ENTIDADES AVALIAM PREJUÍZOS e consideram que impacto maior ainda será percebido, com perdas no mercado externo

Apreensivas diante da repercussão das denúncias de irregularidades em 21 frigoríficos no país, entidades que representam o setor de carnes no Rio Grande do Sul ainda contabilizam o tamanho do estrago para as exportações gaúchas. Até ontem, o clima era de inquietação frente à possibilidade de mais embargo de alguns dos principais importadores de proteína animal do Brasil.

Embora nenhum dos casos investigados pela Polícia Federal tenha ocorrido no Estado, os representantes do setor acreditam que será preciso reconstruir a imagem perante parceiros externos para recuperar a confiança.

– Ainda vamos perder muito com tudo isso. Tínhamos um negócio que era um dos poucos que estava indo bem com a crise. Agora está ameaçado. O estrago está para ser medido – diz Nestor Freiberger, presidente da Associação Gaúcha de Avicultura (Asgav).

Diretor-executivo do Sindicato das Indústrias de Produtos Suínos do Estado (Sips), Rogério Kerber avalia que o Estado pode acabar pagando “um preço alto”, mesmo sem ter qualquer relação com as fraudes investigadas:

– Foram casos pontuais e reprováveis, mas que não comprometem o sistema de certificação e a qualidade da produção. Nosso desafio é destacar isso para tentar minimizar os prejuízos.
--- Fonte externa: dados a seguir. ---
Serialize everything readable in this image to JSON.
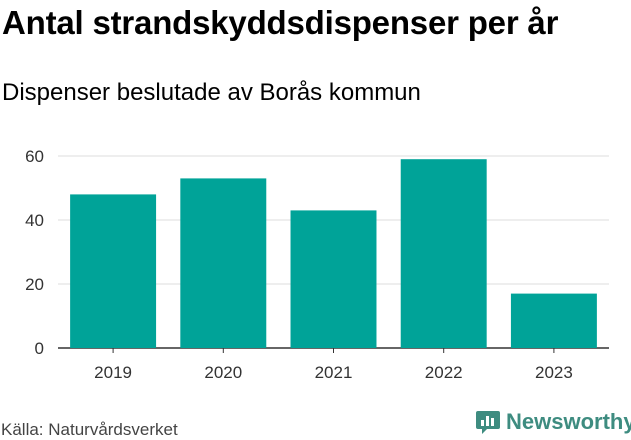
{
  "title": "Antal strandskyddsdispenser per år",
  "subtitle": "Dispenser beslutade av Borås kommun",
  "source": "Källa: Naturvårdsverket",
  "brand": "Newsworthy",
  "colors": {
    "bar": "#00a398",
    "grid": "#dddddd",
    "axis": "#333333",
    "brand": "#3e8c80"
  },
  "chart_data": {
    "type": "bar",
    "title": "Antal strandskyddsdispenser per år",
    "subtitle": "Dispenser beslutade av Borås kommun",
    "categories": [
      "2019",
      "2020",
      "2021",
      "2022",
      "2023"
    ],
    "values": [
      48,
      53,
      43,
      59,
      17
    ],
    "xlabel": "",
    "ylabel": "",
    "ylim": [
      0,
      60
    ],
    "yticks": [
      0,
      20,
      40,
      60
    ],
    "grid": true,
    "legend": "none"
  }
}
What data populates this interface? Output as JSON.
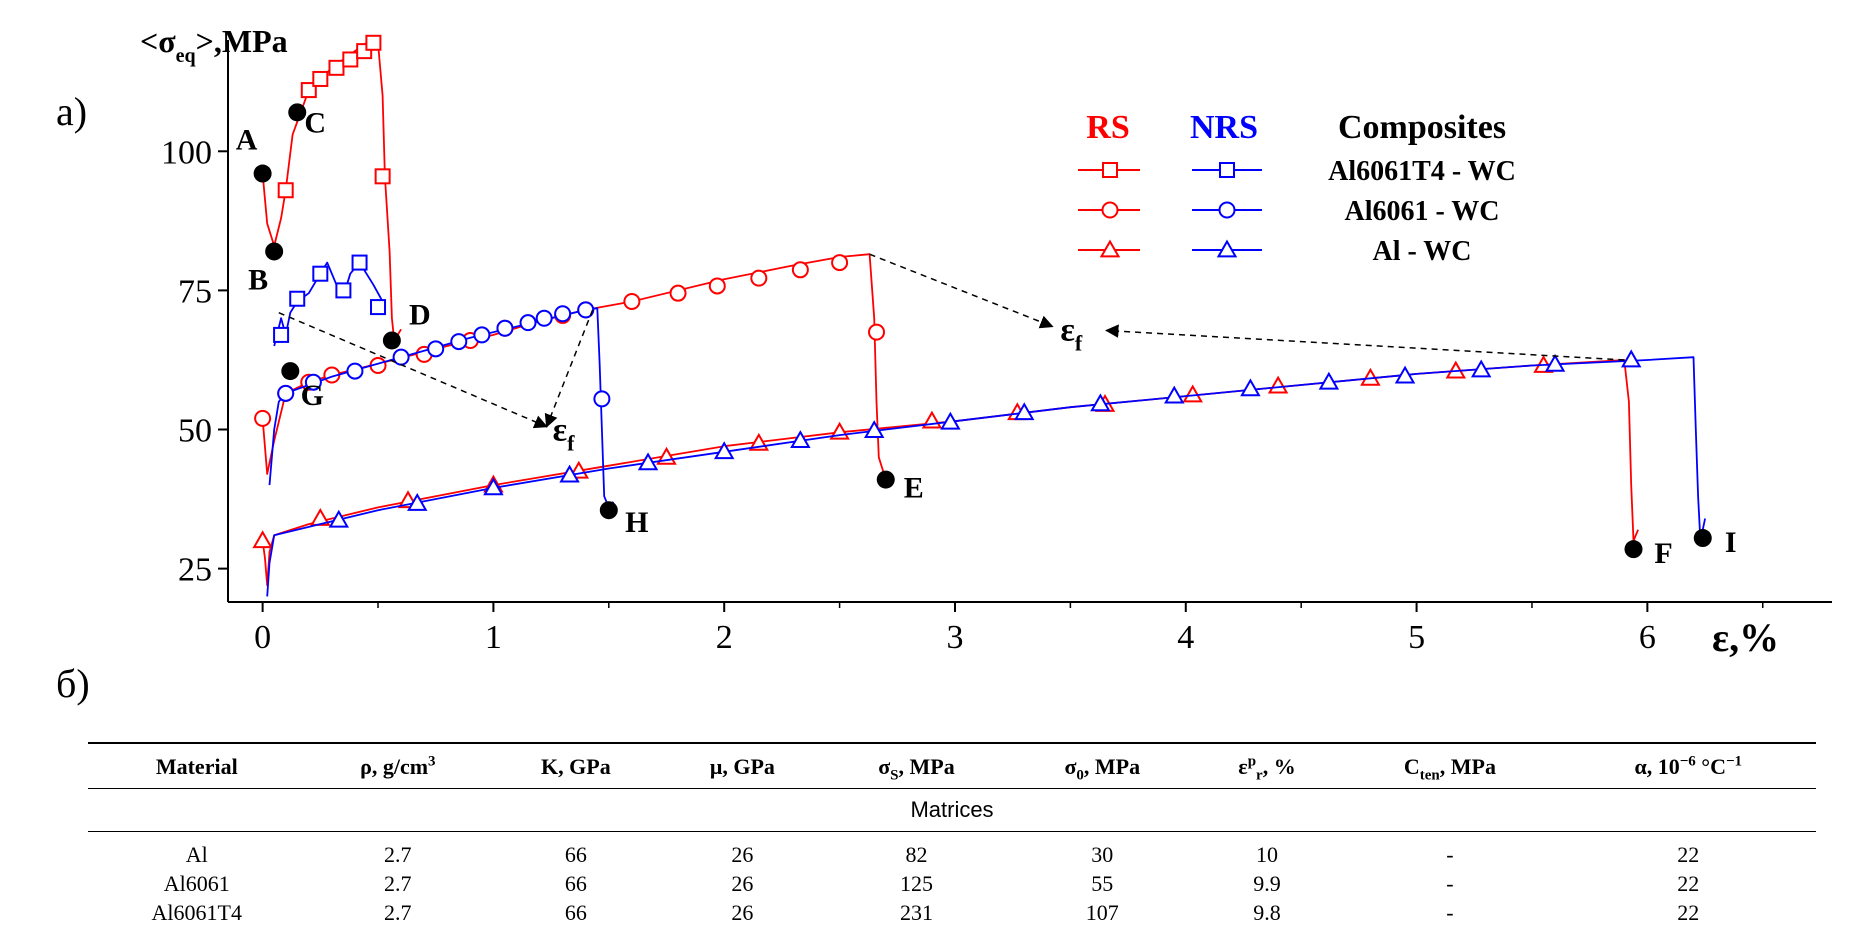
{
  "panel_labels": {
    "a": "а)",
    "b": "б)"
  },
  "chart_data": {
    "type": "line",
    "ylabel_parts": {
      "pre": "<σ",
      "sub": "eq",
      "post": ">,MPa"
    },
    "xlabel": "ε,%",
    "xlim": [
      -0.15,
      6.8
    ],
    "ylim": [
      19,
      120
    ],
    "xticks": [
      0,
      1,
      2,
      3,
      4,
      5,
      6
    ],
    "yticks": [
      25,
      50,
      75,
      100
    ],
    "colors": {
      "RS": "#ff0000",
      "NRS": "#0000ff"
    },
    "legend": {
      "header": {
        "rs": "RS",
        "nrs": "NRS",
        "title": "Composites"
      },
      "entries": [
        {
          "label": "Al6061T4 - WC",
          "marker": "square"
        },
        {
          "label": "Al6061 - WC",
          "marker": "circle"
        },
        {
          "label": "Al - WC",
          "marker": "triangle"
        }
      ]
    },
    "series": [
      {
        "name": "RS",
        "group": "RS",
        "color": "#ff0000",
        "marker": "square",
        "points": [
          [
            0.0,
            96
          ],
          [
            0.02,
            87
          ],
          [
            0.05,
            83
          ],
          [
            0.08,
            88
          ],
          [
            0.1,
            93
          ],
          [
            0.13,
            103
          ],
          [
            0.2,
            111
          ],
          [
            0.25,
            113
          ],
          [
            0.3,
            115
          ],
          [
            0.35,
            116.5
          ],
          [
            0.4,
            118
          ],
          [
            0.45,
            119.5
          ],
          [
            0.5,
            119.5
          ],
          [
            0.52,
            110
          ],
          [
            0.53,
            95.5
          ],
          [
            0.55,
            82
          ],
          [
            0.56,
            70
          ],
          [
            0.57,
            66
          ],
          [
            0.6,
            68
          ]
        ],
        "markers": [
          [
            0.1,
            93
          ],
          [
            0.2,
            111
          ],
          [
            0.25,
            113
          ],
          [
            0.32,
            115
          ],
          [
            0.38,
            116.5
          ],
          [
            0.44,
            118
          ],
          [
            0.48,
            119.5
          ],
          [
            0.52,
            95.5
          ]
        ]
      },
      {
        "name": "RS",
        "group": "RS",
        "color": "#ff0000",
        "marker": "circle",
        "points": [
          [
            0.0,
            52
          ],
          [
            0.02,
            42
          ],
          [
            0.05,
            48
          ],
          [
            0.1,
            56.5
          ],
          [
            0.2,
            58.5
          ],
          [
            0.3,
            59.8
          ],
          [
            0.5,
            61.8
          ],
          [
            0.8,
            65
          ],
          [
            1.0,
            67
          ],
          [
            1.2,
            69.5
          ],
          [
            1.4,
            71.5
          ],
          [
            1.6,
            73
          ],
          [
            2.0,
            77
          ],
          [
            2.3,
            79.5
          ],
          [
            2.5,
            81
          ],
          [
            2.63,
            81.5
          ],
          [
            2.65,
            70
          ],
          [
            2.66,
            55
          ],
          [
            2.67,
            45
          ],
          [
            2.7,
            41
          ],
          [
            2.72,
            42
          ]
        ],
        "markers": [
          [
            0.0,
            52
          ],
          [
            0.1,
            56.5
          ],
          [
            0.2,
            58.5
          ],
          [
            0.3,
            59.8
          ],
          [
            0.5,
            61.5
          ],
          [
            0.7,
            63.5
          ],
          [
            0.9,
            66
          ],
          [
            1.05,
            68.2
          ],
          [
            1.3,
            70.5
          ],
          [
            1.4,
            71.5
          ],
          [
            1.6,
            73
          ],
          [
            1.8,
            74.5
          ],
          [
            1.97,
            75.8
          ],
          [
            2.15,
            77.2
          ],
          [
            2.33,
            78.7
          ],
          [
            2.5,
            80
          ],
          [
            2.66,
            67.5
          ]
        ]
      },
      {
        "name": "RS",
        "group": "RS",
        "color": "#ff0000",
        "marker": "triangle",
        "points": [
          [
            0.0,
            30
          ],
          [
            0.01,
            27
          ],
          [
            0.02,
            22
          ],
          [
            0.03,
            28
          ],
          [
            0.05,
            31
          ],
          [
            0.2,
            33
          ],
          [
            0.5,
            36
          ],
          [
            1.0,
            40
          ],
          [
            1.5,
            43.5
          ],
          [
            2.0,
            47
          ],
          [
            2.5,
            49.5
          ],
          [
            3.0,
            51.5
          ],
          [
            3.5,
            54
          ],
          [
            4.0,
            56
          ],
          [
            4.5,
            58
          ],
          [
            5.0,
            60
          ],
          [
            5.5,
            61.5
          ],
          [
            5.9,
            62.5
          ],
          [
            5.92,
            55
          ],
          [
            5.93,
            40
          ],
          [
            5.94,
            30
          ],
          [
            5.96,
            32
          ]
        ],
        "markers": [
          [
            0.0,
            30
          ],
          [
            0.25,
            34
          ],
          [
            0.63,
            37.2
          ],
          [
            1.0,
            40
          ],
          [
            1.37,
            42.5
          ],
          [
            1.75,
            45
          ],
          [
            2.15,
            47.5
          ],
          [
            2.5,
            49.5
          ],
          [
            2.9,
            51.5
          ],
          [
            3.27,
            53
          ],
          [
            3.65,
            54.5
          ],
          [
            4.03,
            56.2
          ],
          [
            4.4,
            57.8
          ],
          [
            4.8,
            59.2
          ],
          [
            5.17,
            60.5
          ],
          [
            5.55,
            61.5
          ]
        ]
      },
      {
        "name": "NRS",
        "group": "NRS",
        "color": "#0000ff",
        "marker": "square",
        "points": [
          [
            0.05,
            65
          ],
          [
            0.08,
            70
          ],
          [
            0.1,
            67
          ],
          [
            0.12,
            71
          ],
          [
            0.15,
            73
          ],
          [
            0.2,
            74.5
          ],
          [
            0.25,
            78
          ],
          [
            0.28,
            80
          ],
          [
            0.32,
            76
          ],
          [
            0.35,
            74
          ],
          [
            0.38,
            78
          ],
          [
            0.42,
            80
          ],
          [
            0.45,
            78
          ],
          [
            0.48,
            76
          ],
          [
            0.52,
            73
          ],
          [
            0.53,
            72
          ]
        ],
        "markers": [
          [
            0.08,
            67
          ],
          [
            0.15,
            73.5
          ],
          [
            0.25,
            78
          ],
          [
            0.35,
            75
          ],
          [
            0.42,
            80
          ],
          [
            0.5,
            72
          ]
        ]
      },
      {
        "name": "NRS",
        "group": "NRS",
        "color": "#0000ff",
        "marker": "circle",
        "points": [
          [
            0.03,
            40
          ],
          [
            0.05,
            50
          ],
          [
            0.07,
            55
          ],
          [
            0.1,
            56.5
          ],
          [
            0.3,
            59.5
          ],
          [
            0.6,
            63
          ],
          [
            0.9,
            66.5
          ],
          [
            1.2,
            69.5
          ],
          [
            1.4,
            71.5
          ],
          [
            1.45,
            71.8
          ],
          [
            1.46,
            62
          ],
          [
            1.47,
            50
          ],
          [
            1.48,
            38
          ],
          [
            1.5,
            36
          ],
          [
            1.52,
            37
          ]
        ],
        "markers": [
          [
            0.1,
            56.5
          ],
          [
            0.22,
            58.5
          ],
          [
            0.4,
            60.5
          ],
          [
            0.6,
            63
          ],
          [
            0.75,
            64.5
          ],
          [
            0.85,
            65.8
          ],
          [
            0.95,
            67
          ],
          [
            1.05,
            68.2
          ],
          [
            1.15,
            69.2
          ],
          [
            1.22,
            70
          ],
          [
            1.3,
            70.8
          ],
          [
            1.4,
            71.5
          ],
          [
            1.47,
            55.5
          ]
        ]
      },
      {
        "name": "NRS",
        "group": "NRS",
        "color": "#0000ff",
        "marker": "triangle",
        "points": [
          [
            0.02,
            20
          ],
          [
            0.03,
            26
          ],
          [
            0.05,
            31
          ],
          [
            0.2,
            32.5
          ],
          [
            0.5,
            35.5
          ],
          [
            1.0,
            39.5
          ],
          [
            1.5,
            43
          ],
          [
            2.0,
            46
          ],
          [
            2.5,
            49
          ],
          [
            3.0,
            51.5
          ],
          [
            3.5,
            54
          ],
          [
            4.0,
            56
          ],
          [
            4.5,
            58
          ],
          [
            5.0,
            60
          ],
          [
            5.5,
            61.5
          ],
          [
            6.0,
            62.5
          ],
          [
            6.2,
            63
          ],
          [
            6.21,
            50
          ],
          [
            6.22,
            38
          ],
          [
            6.23,
            30
          ],
          [
            6.25,
            34
          ]
        ],
        "markers": [
          [
            0.33,
            33.7
          ],
          [
            0.67,
            36.7
          ],
          [
            1.0,
            39.5
          ],
          [
            1.33,
            41.8
          ],
          [
            1.67,
            44
          ],
          [
            2.0,
            46
          ],
          [
            2.33,
            48
          ],
          [
            2.65,
            49.8
          ],
          [
            2.98,
            51.3
          ],
          [
            3.3,
            53
          ],
          [
            3.63,
            54.6
          ],
          [
            3.95,
            56
          ],
          [
            4.28,
            57.3
          ],
          [
            4.62,
            58.5
          ],
          [
            4.95,
            59.6
          ],
          [
            5.28,
            60.7
          ],
          [
            5.6,
            61.7
          ],
          [
            5.93,
            62.5
          ]
        ]
      }
    ],
    "point_labels": [
      {
        "label": "A",
        "x": 0.0,
        "y": 96,
        "dx": -16,
        "dy": -24
      },
      {
        "label": "B",
        "x": 0.05,
        "y": 82,
        "dx": -16,
        "dy": 38
      },
      {
        "label": "C",
        "x": 0.15,
        "y": 107,
        "dx": 18,
        "dy": 20
      },
      {
        "label": "D",
        "x": 0.56,
        "y": 66,
        "dx": 28,
        "dy": -16
      },
      {
        "label": "G",
        "x": 0.12,
        "y": 60.5,
        "dx": 22,
        "dy": 34
      },
      {
        "label": "H",
        "x": 1.5,
        "y": 35.5,
        "dx": 28,
        "dy": 22
      },
      {
        "label": "E",
        "x": 2.7,
        "y": 41,
        "dx": 28,
        "dy": 18
      },
      {
        "label": "F",
        "x": 5.94,
        "y": 28.5,
        "dx": 30,
        "dy": 14
      },
      {
        "label": "I",
        "x": 6.24,
        "y": 30.5,
        "dx": 28,
        "dy": 14
      }
    ],
    "annotations": [
      {
        "text": "ε",
        "sub": "f",
        "x": 1.3,
        "y": 48,
        "arrows_from": [
          [
            0.07,
            71
          ],
          [
            1.43,
            71.5
          ]
        ]
      },
      {
        "text": "ε",
        "sub": "f",
        "x": 3.5,
        "y": 66,
        "arrows_from": [
          [
            2.63,
            81.5
          ]
        ],
        "arrow_to": [
          5.9,
          62.5
        ]
      }
    ]
  },
  "table": {
    "headers": [
      {
        "pre": "Material"
      },
      {
        "pre": "ρ, g/cm",
        "sup": "3"
      },
      {
        "pre": "K, GPa"
      },
      {
        "pre": "μ, GPa"
      },
      {
        "pre": "σ",
        "sub": "S",
        "post": ", MPa"
      },
      {
        "pre": "σ",
        "sub": "0",
        "post": ", MPa"
      },
      {
        "pre": "ε",
        "sup": "p",
        "sub": "r",
        "post": ", %"
      },
      {
        "pre": "C",
        "sub": "ten",
        "post": ", MPa"
      },
      {
        "pre": "α, 10",
        "sup": "−6",
        "post": " °C",
        "sup2": "−1"
      }
    ],
    "group_label": "Matrices",
    "rows": [
      [
        "Al",
        "2.7",
        "66",
        "26",
        "82",
        "30",
        "10",
        "-",
        "22"
      ],
      [
        "Al6061",
        "2.7",
        "66",
        "26",
        "125",
        "55",
        "9.9",
        "-",
        "22"
      ],
      [
        "Al6061T4",
        "2.7",
        "66",
        "26",
        "231",
        "107",
        "9.8",
        "-",
        "22"
      ]
    ]
  }
}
Em 2016, segundo dados da Fundação de Economia e Estatística (FEE), o Rio Grande do Sul exportou 1 milhão de toneladas de carne para destinos como União Europeia, Arábia Saudita, Rússia e China. A operação rendeu cerca de US$ 2 bilhões, o equivalente a 13% do faturamento das exportações brasileiras do produto no período.

– O que mais preocupa é que esse tipo de negócio representa o elo final da cadeia do agronegócio. Se for afetado, teremos problemas. Só o setor de abates, por exemplo, tem 56 mil trabalhadores formais no Estado, que podem ser prejudicados – avalia o economista do Núcleo de Estudos do Agronegócio da FEE, Sérgio Leusin Júnior.

Apesar do temor de queda nas exportações, o secretário estadual da Agricultura, Ernani Polo, destaca que o momento é de “tranquilizar os consumidores”, tanto internos quanto externos:

– Certamente haverá reflexos negativos, mas temos de ter o cuidado de não generalizar, de deixar claras as medidas que estão sendo tomadas e de manter o controle rigoroso sobre a produção.

Diretor-executivo do Sindicato da Indústria de Carnes e Derivados no Estado (Sicadergs), Zilmar Moussalle também aposta na reversão da crise:

– O estrago já foi feito. Mesmo assim, esperamos que se torne apenas uma nuvem negra a se dissipar no céu. Aos poucos, as coisas vão se ajustar.

A CADEIA GAÚCHA

CARNE BOVINA

Produtores: são 360 mil propriedades rurais que criam gado no Estado

Agroindústrias: 386 com inspeção federal, estadual ou municipal

Produção em 2016: 1,98 milhão de cabeças abatidas (8% da produção brasileira)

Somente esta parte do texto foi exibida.